Anche la sorella di Romina, come il fratello, ha ereditato e sviluppato la malattia di Huntington. “Quando ha iniziato ad ammalarsi è stato durissimo. Diversamente da mio fratello, che mostrava principalmente sintomi motori e cognitivi, il problema più evidente di mia sorella era la componente psichiatrica, con crisi di panico profonde e destabilizzanti per la famiglia che aveva voluto crearsi”, aggiunge Romina. “Da due anni è ricoverata in una struttura, dove però non si pratica fisioterapia personalizzata e non c’è un neurologo o uno specialista per la sua malattia. Gli operatori che la assistono tutti i giorni sono veramente bravi e si prendono cura di lei, senza farla sentire in colpa, ascoltandola anche quando si lamenta di qualcosa, ma ciò che manca è una parte medica espressamente rivolta alla Huntington. Bisognerebbe migliorare queste strutture, aggiungendo personale adeguato, che conosca le problematiche della malattia e si occupi dei pazienti secondo le linee guida, o avere istituti appositi, con tutte le figure che servono, come lo psichiatra, lo psicologo o il nutrizionista, solo per dirne alcune”.

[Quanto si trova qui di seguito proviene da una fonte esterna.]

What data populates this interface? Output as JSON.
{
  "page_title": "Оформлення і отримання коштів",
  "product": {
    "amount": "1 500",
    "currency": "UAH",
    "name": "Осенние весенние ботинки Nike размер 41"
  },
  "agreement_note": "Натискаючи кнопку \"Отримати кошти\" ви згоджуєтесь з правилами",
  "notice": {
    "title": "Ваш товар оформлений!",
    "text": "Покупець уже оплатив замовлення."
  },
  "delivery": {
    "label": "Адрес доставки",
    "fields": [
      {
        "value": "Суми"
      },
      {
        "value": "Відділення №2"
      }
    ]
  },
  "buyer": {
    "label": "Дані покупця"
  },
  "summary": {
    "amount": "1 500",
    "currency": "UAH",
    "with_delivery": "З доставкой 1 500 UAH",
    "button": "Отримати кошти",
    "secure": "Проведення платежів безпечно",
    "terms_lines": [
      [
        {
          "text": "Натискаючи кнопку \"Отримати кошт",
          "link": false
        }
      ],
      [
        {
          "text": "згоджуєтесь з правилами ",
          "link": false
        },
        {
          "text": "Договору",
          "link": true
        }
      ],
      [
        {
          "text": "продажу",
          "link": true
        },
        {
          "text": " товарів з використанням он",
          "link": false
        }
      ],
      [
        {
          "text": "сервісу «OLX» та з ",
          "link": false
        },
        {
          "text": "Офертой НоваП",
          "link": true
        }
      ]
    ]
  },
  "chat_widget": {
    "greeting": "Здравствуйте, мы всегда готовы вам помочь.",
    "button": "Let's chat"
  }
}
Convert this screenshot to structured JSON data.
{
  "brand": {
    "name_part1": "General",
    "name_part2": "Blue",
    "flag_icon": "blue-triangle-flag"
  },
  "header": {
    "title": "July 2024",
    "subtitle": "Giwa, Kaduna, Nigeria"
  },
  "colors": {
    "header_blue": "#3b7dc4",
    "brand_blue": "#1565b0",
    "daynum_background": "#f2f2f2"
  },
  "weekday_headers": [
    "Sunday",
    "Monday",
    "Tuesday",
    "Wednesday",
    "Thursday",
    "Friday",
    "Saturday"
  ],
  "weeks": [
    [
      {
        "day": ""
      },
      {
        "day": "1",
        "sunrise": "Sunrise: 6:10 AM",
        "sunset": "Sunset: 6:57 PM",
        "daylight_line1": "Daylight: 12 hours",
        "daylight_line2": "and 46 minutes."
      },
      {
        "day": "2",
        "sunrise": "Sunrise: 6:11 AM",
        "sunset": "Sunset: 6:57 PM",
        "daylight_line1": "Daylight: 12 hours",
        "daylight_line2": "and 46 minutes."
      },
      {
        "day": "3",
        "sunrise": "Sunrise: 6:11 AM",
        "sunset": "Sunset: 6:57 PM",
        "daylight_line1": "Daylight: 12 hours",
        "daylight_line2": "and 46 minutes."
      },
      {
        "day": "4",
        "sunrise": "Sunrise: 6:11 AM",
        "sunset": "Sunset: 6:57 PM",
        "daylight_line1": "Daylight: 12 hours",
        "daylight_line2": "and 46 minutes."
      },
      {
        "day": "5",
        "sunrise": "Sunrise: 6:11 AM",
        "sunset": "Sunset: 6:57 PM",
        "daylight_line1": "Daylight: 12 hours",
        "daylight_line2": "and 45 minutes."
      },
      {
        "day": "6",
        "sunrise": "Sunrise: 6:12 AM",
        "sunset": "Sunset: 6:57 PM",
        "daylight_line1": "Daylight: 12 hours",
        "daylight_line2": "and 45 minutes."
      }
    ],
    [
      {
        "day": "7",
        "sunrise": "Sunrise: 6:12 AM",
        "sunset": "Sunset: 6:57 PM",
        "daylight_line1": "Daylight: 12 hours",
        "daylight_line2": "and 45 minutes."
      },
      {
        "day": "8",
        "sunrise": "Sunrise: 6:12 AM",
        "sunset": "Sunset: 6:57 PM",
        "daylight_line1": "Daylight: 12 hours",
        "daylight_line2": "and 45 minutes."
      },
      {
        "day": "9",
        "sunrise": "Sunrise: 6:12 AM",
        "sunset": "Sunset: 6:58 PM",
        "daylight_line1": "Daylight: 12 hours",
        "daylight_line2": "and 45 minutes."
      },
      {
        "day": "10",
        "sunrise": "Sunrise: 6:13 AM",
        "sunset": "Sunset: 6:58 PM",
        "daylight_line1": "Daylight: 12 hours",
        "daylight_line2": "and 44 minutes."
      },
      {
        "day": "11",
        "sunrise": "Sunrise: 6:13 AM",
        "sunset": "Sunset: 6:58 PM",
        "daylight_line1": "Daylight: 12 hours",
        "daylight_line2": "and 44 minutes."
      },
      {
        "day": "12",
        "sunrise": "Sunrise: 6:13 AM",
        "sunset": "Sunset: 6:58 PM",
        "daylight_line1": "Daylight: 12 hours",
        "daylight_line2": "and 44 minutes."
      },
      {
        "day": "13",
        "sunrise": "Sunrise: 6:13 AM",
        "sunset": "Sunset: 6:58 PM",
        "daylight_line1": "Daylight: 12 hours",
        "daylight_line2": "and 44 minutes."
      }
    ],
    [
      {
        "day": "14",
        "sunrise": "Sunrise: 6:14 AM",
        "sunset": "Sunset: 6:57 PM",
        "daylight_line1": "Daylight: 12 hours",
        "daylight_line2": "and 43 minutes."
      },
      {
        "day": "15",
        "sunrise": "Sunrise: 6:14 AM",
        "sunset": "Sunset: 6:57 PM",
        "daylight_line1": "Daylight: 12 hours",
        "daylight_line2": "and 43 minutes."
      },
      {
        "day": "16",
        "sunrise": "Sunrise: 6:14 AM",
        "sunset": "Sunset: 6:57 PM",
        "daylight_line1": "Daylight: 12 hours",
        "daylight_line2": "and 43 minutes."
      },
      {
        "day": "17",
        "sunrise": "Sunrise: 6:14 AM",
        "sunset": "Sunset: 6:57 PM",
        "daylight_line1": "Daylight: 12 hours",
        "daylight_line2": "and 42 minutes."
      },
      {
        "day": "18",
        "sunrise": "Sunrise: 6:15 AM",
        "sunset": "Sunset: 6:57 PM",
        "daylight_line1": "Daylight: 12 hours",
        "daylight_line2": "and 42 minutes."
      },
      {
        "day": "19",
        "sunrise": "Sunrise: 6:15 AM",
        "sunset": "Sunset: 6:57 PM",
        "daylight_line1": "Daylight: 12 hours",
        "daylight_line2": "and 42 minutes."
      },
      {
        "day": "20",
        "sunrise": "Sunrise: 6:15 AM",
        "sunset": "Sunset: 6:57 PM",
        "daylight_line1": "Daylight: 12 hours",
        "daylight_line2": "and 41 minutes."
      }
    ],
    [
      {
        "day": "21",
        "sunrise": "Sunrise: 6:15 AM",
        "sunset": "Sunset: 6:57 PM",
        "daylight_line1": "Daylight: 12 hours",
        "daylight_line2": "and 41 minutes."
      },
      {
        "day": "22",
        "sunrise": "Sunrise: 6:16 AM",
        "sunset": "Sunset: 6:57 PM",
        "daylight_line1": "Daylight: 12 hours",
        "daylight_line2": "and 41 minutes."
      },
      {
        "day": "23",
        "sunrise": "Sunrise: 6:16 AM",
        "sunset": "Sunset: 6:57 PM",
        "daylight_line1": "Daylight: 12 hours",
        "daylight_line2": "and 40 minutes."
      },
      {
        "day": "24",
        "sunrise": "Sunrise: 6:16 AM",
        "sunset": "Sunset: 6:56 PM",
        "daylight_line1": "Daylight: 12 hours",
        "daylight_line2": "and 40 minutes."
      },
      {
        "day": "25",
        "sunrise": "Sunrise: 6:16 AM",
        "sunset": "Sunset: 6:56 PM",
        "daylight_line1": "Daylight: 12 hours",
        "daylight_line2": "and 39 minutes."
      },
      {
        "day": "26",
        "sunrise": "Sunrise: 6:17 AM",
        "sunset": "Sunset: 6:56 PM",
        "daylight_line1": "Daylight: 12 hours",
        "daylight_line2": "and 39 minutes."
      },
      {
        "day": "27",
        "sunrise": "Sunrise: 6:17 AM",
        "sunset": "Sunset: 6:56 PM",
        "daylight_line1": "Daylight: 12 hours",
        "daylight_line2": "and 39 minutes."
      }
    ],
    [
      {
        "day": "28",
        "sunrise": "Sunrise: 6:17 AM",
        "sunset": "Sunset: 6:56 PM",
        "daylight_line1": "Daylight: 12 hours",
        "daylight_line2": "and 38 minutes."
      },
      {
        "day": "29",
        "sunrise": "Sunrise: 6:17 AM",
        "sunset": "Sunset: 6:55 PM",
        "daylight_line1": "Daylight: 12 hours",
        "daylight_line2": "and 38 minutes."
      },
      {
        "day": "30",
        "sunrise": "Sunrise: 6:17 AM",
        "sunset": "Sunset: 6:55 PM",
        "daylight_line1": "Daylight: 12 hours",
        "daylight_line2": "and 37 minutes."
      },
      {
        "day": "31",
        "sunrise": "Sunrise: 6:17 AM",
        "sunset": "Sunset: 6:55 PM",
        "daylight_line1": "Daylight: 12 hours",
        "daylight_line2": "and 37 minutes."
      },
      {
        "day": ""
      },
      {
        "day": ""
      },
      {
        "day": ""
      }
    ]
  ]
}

E Romina? Per lei, la notizia che la malattia di Huntington era ereditaria, che poteva esserne affetta e che avrebbe potuto trasmetterla ai suoi figli è stata qualcosa di inatteso e spaventoso. Per tantissimi anni ha preferito non fare il test, non perché non volesse, ma perché ne aveva paura: sapeva troppo bene cosa significasse. Per tantissimo tempo ha rimandato e, così come suo zio, ha avuto difficoltà a farsi una famiglia. Oggi, però, ha un compagno che le vuole bene, che ha visto e vissuto con lei la malattia Huntington. Romina ha rinunciato ad avere figli, si è dedicata al padre, al fratello e poi alla sorella, con grande amore ma con un peso dentro. Due giorni dopo l’esito del test della sorella, anche lei ha deciso di fare l’esame: risultato negativo, lei non avrà la malattia. Ma dalla Huntington non si è mai del tutto liberi, è un affare di famiglia. “Mia madre, a 80 anni, ha vissuto la malattia del marito, poi di un figlio e poi dell’altra ma, nonostante il dolore e i segni evidenti della stanchezza, lei è una roccia, un esempio di donna, moglie e madre”, conclude Romina. “Serve amore per far sentire persone come mia sorella e mio fratello parte di una famiglia, io l’ho visto mettere in pratica da mia madre e da mio zio, e da tanti parenti e amici. Io stessa avrei voluto poter fare di più per i miei fratelli. Basterebbe cominciare ad ascoltare la voce dei pazienti, perché questo è il dramma più grande della malattia di Huntington: non essere creduti e considerati”.